Printed letters, Feb. 23, 2011
Republicans don’t worry about rights of most folks
The message from Republicans declares that responsible people have no constitutional rights regarding health care.
Last November, Phillip Amonette reportedly shot a deputy in Rifle. Deputies shot back. Amonette survived after intensive care and about a month in St. Mary’s Hospital. Garfield County Sheriff Lou Vallario complained about the health care expenses provided by taxpayers after Amonette returned to jail, but said the St. Mary’s bill was Amonette’s responsibility.
Yes, but, to speculate about a man living in a garage — especially one who’s possibly going to prison — it’s easily imaginable the responsibility will shift to people who have health insurance.
One could also speculate a month in the hospital would cost around $100,000. Add to that collection agencies, judgments, lawyers, garnishments and still no payoff, the losses will become higher doctor and hospital charges and the insured’s premiums will go up.
I wouldn’t deny anyone needed health care. I doubt Amonette ever once thought he’d be in such a situation. And he may have either money or insurance to pay for it. I simply don’t get why Republicans contend “irresponsible people” are more deserving of their constitutional right to refuse to purchase insurance while I must be constitutionally forced to be charitable and pay their bills for them.
It’s a simple fact that everyone in this country receives health care, regardless of ability to pay, but only some of us pay for it. Is that constitutional?
Republicans don’t mind that doctors and hospitals lose money, that patients need to ask for community help to pay health care bills, and people in general can’t afford the high insurance costs. They do like keeping insurance CEOs well supplied with more money than any doctor or hospital makes. They like taking care of only the rights of people like Amonette.
Gessler on right track with business funds
The Daily Sentinel’s recent editorial stated that Secretary of State Scott Gessler is “obstinate” because he refuses to give “surplus funds” to the state’s general fund and his agency should make “financial sacrifices.”

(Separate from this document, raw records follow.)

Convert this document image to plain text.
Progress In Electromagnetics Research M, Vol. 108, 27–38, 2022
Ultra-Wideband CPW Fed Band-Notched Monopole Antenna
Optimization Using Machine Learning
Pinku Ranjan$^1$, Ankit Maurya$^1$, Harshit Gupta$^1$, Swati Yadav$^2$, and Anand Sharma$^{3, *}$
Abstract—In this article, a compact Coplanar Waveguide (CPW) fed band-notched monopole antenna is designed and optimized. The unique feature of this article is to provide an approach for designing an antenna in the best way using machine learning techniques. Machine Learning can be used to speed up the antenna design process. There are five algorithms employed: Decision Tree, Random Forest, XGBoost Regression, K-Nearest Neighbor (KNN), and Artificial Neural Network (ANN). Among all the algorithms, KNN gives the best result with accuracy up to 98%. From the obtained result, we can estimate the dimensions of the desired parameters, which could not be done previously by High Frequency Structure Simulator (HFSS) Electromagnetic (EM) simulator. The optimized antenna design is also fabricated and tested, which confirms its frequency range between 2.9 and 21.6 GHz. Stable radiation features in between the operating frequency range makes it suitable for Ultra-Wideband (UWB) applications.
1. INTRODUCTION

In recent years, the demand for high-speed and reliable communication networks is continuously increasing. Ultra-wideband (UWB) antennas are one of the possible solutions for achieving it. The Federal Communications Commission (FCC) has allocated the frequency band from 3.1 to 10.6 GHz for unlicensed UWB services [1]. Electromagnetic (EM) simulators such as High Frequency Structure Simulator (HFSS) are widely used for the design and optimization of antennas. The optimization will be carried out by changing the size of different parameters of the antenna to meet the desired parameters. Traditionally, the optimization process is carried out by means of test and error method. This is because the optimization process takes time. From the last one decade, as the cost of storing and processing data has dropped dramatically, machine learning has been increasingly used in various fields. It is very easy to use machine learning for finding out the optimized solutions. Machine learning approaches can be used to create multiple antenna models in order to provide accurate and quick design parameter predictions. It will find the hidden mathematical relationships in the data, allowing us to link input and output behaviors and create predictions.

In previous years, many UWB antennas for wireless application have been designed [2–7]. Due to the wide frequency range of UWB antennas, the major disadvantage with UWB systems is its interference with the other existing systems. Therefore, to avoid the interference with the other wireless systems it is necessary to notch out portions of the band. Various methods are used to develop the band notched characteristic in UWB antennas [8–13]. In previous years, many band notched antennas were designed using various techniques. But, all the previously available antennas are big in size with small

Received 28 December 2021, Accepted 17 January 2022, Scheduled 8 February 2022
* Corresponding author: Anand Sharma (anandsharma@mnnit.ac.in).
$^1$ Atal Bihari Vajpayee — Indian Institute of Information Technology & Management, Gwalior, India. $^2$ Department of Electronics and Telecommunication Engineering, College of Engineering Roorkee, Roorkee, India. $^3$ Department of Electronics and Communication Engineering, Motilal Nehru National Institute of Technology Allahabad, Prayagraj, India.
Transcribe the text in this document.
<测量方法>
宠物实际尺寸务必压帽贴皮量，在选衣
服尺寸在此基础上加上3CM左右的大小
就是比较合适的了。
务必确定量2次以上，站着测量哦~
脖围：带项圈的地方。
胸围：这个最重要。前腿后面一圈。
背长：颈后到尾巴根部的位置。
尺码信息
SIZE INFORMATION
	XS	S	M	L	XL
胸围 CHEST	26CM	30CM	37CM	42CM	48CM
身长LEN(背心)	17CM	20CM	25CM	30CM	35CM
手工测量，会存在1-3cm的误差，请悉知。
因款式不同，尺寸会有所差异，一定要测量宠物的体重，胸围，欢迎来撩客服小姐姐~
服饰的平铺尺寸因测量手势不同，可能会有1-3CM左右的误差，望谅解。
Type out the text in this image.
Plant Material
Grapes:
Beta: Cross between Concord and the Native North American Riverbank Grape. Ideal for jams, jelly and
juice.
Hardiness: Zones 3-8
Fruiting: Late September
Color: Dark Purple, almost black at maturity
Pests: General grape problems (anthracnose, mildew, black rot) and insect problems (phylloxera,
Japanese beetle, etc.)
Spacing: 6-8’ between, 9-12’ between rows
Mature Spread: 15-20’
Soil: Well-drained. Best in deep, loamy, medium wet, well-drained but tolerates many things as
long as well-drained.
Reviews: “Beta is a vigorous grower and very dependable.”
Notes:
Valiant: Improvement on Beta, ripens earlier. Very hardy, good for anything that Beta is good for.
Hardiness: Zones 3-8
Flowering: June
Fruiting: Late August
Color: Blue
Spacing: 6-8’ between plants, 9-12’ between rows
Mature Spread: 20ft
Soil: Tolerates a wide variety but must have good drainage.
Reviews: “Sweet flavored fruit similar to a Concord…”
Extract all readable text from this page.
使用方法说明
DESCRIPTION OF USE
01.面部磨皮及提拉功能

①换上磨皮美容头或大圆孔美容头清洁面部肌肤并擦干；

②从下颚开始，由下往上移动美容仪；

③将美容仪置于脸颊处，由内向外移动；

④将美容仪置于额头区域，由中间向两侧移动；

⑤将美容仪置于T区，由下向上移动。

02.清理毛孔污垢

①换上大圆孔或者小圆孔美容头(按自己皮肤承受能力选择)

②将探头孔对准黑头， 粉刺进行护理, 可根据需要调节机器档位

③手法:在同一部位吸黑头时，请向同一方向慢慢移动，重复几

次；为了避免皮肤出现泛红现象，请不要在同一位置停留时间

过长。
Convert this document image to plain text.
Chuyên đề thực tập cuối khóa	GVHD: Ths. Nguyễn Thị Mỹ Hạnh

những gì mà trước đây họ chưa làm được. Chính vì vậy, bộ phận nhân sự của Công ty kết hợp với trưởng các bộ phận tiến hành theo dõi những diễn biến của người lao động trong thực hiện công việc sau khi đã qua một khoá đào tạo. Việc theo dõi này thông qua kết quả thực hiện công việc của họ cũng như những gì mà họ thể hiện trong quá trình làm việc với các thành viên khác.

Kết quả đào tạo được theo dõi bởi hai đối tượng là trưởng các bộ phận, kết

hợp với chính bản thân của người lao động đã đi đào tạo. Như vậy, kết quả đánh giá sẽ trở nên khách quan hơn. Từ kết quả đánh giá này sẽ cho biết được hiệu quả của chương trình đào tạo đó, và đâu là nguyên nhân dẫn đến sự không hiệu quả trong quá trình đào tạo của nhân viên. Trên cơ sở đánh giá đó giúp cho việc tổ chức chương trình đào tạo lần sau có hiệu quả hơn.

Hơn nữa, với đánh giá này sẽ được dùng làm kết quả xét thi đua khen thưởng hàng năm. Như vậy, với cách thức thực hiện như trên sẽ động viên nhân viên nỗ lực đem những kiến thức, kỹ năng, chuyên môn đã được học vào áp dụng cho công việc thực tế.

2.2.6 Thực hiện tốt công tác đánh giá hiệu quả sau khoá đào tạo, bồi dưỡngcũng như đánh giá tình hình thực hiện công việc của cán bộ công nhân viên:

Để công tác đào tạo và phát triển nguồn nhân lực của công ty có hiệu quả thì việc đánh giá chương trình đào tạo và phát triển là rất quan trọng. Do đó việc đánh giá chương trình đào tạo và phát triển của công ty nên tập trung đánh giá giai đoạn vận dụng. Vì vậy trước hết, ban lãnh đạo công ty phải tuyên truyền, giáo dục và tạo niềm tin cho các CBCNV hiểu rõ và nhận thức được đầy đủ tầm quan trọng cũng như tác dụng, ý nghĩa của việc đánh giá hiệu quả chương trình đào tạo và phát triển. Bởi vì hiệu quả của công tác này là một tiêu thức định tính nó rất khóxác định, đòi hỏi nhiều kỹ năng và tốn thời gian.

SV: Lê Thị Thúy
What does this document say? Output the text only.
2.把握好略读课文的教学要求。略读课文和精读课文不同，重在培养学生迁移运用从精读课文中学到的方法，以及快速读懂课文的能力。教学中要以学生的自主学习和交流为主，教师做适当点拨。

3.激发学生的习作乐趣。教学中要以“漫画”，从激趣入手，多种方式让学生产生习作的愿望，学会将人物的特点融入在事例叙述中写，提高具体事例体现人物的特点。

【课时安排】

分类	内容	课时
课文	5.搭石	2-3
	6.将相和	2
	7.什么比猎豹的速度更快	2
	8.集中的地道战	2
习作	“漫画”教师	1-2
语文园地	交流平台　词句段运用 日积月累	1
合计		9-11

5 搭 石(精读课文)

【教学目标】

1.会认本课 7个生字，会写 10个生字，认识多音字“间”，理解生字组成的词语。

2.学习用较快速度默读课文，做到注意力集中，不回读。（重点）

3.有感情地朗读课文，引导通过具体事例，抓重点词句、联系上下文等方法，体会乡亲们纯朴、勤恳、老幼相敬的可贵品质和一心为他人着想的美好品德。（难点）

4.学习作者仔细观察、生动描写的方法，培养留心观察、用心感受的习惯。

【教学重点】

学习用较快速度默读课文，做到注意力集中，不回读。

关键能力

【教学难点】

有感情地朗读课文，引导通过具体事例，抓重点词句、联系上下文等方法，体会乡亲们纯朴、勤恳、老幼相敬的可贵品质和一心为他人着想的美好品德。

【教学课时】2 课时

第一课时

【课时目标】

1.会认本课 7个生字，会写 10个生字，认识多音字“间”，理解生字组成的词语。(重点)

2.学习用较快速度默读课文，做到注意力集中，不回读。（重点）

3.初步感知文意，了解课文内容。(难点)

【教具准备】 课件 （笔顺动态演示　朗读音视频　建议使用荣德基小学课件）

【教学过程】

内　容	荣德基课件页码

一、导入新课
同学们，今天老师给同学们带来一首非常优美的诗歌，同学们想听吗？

Of course, it’s not really his agency’s money that is being sacrificed. It’s money coerced from the business community that is then redirected to the general fund, saving politicians the messy inconvenience of actually proposing a tax increase.
Instead, businesses are being charged ever-increasing fees, supposedly to cover the cost of regulating them, but in reality to provide an end run around TABOR’s provision that tax increases must be approved by a vote of the people.
My own small business paid $13,661.73 in 2010 to the state department that regulates my industry, at a rate of $125 per hour. That money is then quietly moved to the general fund to provide for the oft-mentioned roads, schools and prisons, the only things on which a politician will ever admit taxes are spent.
This is nothing less than double taxation. I pay taxes as an individual, and my business is taxed again with regulatory fees, which are used for the exact same things my taxes are used for.
You call a tax a fee, you can have the business community pay it instead of the taxpayer, but the business passes the cost along to the consumer. Pious politicians claim they haven’t raised taxes while a bloated government continues to feed at the trough, and the public gets even poorer and more angry. But it’s a nifty way around TABOR, isn’t it?
Volunteers should be used to staff recreation center
Why is the city of Fruita even considering hiring additional employees for the recreation center? There is a large pool of potential volunteers at the senior center, which happens to share the same building.
This could be handled by the existing staff without further public funding. This could (someday) lead to a center that needs little or no public money to operate and quite possibly expand.